Yetersiz beslenme hastalıklara yol açar
Yetersiz beslenen çocuklar, vücudun yapıtaşları için ve savunma sistemini aktifleştiren maddeleri daha az aldıkları için enfeksiyon hastalıklarına daha yatkındırlar. Görüldüğü gibi, her iki tip beslenme problemi de kendine has sağlık sorunlarını beraberinde getirir.
Çocukluk döneminde ideal kilo
Çocukluk döneminde yeterli kilo alımı büyümenin ilk göstergesidir. Uzun dönem yetersiz beslenen çocukta boy uzaması da etkilenir ve büyüme gerginliğinden bahsedilir. Yetersiz beslenmeyle, beyin gelişimi için gerekli olan gıdaların da az alınmasına bağlı olarak zeka ve öğrenme becerileri de geriler.
Sağlıklı yenidoğanların vücut ağırlığının yüzde 14'ü yağ dokusudur. Bu oran süt çocukluğu döneminde iki kat artar, daha sonraki yıllarda artış oranı azalır.
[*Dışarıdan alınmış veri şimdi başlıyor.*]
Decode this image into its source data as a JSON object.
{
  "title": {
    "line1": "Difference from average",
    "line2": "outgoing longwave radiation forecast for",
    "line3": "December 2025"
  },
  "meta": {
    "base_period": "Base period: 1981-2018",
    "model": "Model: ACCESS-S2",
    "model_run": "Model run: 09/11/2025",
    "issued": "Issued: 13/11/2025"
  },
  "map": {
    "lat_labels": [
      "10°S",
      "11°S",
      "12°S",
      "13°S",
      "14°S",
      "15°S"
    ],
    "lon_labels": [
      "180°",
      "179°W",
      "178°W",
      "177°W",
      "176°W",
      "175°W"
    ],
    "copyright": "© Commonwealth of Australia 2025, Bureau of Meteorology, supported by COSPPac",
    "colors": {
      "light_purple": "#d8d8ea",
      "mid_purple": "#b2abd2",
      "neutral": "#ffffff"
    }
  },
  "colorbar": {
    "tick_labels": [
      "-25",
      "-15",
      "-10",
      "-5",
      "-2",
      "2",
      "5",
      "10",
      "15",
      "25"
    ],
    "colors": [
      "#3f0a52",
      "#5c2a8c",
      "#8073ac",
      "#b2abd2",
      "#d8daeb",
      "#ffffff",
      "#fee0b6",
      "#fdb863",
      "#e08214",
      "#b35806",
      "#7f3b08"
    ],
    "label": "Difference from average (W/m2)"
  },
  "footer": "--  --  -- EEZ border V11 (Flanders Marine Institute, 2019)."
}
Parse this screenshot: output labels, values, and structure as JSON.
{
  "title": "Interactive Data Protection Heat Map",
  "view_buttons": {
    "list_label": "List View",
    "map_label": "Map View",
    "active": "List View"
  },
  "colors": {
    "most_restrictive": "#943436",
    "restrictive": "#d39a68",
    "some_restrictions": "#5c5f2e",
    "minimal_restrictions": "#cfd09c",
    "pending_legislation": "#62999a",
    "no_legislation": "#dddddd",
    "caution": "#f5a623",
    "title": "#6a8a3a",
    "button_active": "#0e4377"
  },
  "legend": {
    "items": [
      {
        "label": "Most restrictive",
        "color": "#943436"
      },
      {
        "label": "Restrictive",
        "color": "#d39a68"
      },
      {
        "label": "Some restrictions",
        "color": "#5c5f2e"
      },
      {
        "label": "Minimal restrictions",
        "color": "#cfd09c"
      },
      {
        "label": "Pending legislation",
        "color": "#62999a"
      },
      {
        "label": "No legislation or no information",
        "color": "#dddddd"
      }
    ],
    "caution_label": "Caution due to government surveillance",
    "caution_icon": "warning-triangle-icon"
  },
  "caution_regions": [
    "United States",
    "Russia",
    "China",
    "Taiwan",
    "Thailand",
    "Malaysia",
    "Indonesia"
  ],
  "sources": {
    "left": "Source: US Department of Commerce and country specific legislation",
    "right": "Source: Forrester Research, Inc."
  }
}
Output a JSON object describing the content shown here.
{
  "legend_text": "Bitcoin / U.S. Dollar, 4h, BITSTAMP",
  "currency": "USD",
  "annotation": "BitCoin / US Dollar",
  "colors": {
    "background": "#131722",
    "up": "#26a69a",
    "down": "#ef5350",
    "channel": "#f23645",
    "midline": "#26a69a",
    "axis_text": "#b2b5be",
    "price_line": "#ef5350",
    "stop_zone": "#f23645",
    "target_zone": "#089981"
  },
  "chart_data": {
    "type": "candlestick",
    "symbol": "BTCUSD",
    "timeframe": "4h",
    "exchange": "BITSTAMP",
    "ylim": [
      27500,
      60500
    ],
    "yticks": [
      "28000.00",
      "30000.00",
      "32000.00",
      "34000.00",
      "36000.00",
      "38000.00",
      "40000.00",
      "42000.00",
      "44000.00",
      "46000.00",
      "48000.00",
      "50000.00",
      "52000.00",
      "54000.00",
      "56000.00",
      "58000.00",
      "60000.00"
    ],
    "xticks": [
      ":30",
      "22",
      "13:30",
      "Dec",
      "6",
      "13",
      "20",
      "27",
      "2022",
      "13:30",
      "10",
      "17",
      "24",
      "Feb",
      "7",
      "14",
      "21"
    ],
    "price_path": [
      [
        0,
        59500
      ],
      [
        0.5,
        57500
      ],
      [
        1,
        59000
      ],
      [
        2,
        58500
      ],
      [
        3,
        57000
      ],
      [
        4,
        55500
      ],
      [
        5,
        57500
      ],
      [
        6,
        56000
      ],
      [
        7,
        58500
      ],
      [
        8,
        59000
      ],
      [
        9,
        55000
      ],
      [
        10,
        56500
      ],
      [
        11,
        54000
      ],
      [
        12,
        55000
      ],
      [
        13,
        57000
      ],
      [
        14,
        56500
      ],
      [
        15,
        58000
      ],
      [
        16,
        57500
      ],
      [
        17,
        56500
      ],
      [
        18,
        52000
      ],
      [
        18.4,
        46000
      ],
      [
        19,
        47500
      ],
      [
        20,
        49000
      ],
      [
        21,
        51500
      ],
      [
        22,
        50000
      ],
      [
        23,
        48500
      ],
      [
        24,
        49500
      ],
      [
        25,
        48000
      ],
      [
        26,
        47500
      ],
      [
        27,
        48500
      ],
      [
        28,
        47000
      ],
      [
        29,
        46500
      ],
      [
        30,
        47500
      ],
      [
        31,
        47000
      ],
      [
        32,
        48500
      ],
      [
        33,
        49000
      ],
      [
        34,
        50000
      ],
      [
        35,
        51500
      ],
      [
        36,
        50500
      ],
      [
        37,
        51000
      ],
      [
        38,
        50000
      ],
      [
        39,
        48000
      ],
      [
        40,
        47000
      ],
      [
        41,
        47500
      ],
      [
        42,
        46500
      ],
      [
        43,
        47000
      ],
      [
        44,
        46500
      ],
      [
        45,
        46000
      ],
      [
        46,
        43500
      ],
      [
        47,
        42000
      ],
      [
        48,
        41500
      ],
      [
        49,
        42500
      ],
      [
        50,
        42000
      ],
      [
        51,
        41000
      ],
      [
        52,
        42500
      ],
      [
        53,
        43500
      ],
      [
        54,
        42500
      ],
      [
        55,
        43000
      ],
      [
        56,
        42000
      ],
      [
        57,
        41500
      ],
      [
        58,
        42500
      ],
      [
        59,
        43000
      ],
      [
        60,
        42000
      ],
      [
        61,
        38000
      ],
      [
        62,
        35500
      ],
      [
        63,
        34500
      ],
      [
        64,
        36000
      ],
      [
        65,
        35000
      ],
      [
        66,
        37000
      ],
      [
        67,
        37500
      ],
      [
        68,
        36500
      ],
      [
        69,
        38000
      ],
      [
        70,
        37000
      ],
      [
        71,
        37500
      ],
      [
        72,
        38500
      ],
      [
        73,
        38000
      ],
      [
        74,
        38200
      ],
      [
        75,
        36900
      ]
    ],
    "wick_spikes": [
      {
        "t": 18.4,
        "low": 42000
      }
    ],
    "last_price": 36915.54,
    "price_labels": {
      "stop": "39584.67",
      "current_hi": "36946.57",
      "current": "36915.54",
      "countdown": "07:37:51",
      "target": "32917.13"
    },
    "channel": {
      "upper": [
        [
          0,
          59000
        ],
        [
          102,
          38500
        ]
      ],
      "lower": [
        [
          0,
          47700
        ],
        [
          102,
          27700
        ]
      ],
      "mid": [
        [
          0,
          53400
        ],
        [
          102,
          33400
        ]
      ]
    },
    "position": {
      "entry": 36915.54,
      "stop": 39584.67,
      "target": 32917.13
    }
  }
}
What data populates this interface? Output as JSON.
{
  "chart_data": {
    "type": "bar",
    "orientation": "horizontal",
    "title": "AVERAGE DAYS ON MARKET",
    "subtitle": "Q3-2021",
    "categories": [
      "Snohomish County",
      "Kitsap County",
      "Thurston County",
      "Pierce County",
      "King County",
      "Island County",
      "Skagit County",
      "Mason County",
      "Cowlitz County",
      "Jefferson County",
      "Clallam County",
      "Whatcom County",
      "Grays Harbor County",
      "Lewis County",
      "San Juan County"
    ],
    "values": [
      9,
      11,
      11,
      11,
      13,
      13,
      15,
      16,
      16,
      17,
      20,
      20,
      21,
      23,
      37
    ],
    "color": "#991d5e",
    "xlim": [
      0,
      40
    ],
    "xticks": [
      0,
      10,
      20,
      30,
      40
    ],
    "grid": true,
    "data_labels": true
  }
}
Yetersiz beslenme ile daha az, fazla beslenmeyle aşırı yağ hücre yapımı oluşur, dolayısıyla ileriki yaşların kilo durumu da az-çok bu yaşlarda belli olur. Aşırı şişmanlık ve zayıflık durumları hastalık olarak kabul edilip, düzenli ve doktor denetiminde kontrol altına alınmalıdır.
Beslenme programı uygularken
Çocukların yaşlarına göre kilo alımları değişmekle birlikte, kilo alımı ilk 6 ay en hızlı şekilde, daha sonraki yıllarda azalarak devam eder. Ergenlik döneminde büyümenin hızlanmasıyla kilo alımı hızı da artar. 1 yaştan sonra yıllık 2-2.5 kilo alımı yeterlidir. Ailelerin, çocuklarına beslenme programı hazırlarken, bütün besin gruplarını göz önünde tutmaları gerekir. Tek yönlü beslenme (protein veya karbonhidrat ağırlıklı) olması her zaman sakıncalıdır. Çocuklar büyümekte olduklarından daha fazla kalsiyum içeren süt ürünleri mutlaka alınmalıdır, günlük 2 bardak kadar süt, 1-2 yemek kaşığı yoğurt ve 1-2 dilim peynir bu ihtiyacı karşılar. Protein içeren et grubundan en az bir öğün alınmalıdır. Proteinleri vücutta kullanılır hale getirmek için beslenmede mutlaka karbonhidrat bulunmalı, her öğün tüketilen 1 dilim ekmek ve özellikle sebzeler doğru kaynaklardır. Yeterli vitaminleri almaları için 1-2 porsiyon meyve her gün alınmalıdır. Abur-cubur dediğimiz hazır gıdalar ve cipsler beslenmeyi engellediği gibi aşırı kilo alımına ve alerjik hastalıklara davetiye çıkarır. Dr.Keyhan Fidan: "Çocuk yemek yemiyorsa nedeni araştırılmalı"
Zayıf çocukların takibinde, normal yemesine rağmen kilo alamıyorsa, engelleyen organik bir nedenin varlığı araştırılmalıdır. Çocuğun yemek yemesi ailelerin hayatlarının en önemli sorunu olmaktan çıkmalıdır. Yemeğin hazırlık sürecinde, çocukla birlikte alışverişten başlayıp hazırlanmasına kadar birlikte hareket edilmesi çoğu zaman olumlu etki edebilir. Az az, daha sık ve çeşitli besinler sunulmalı, ailece birlikte yemek yemeye özen gösterilmelidir.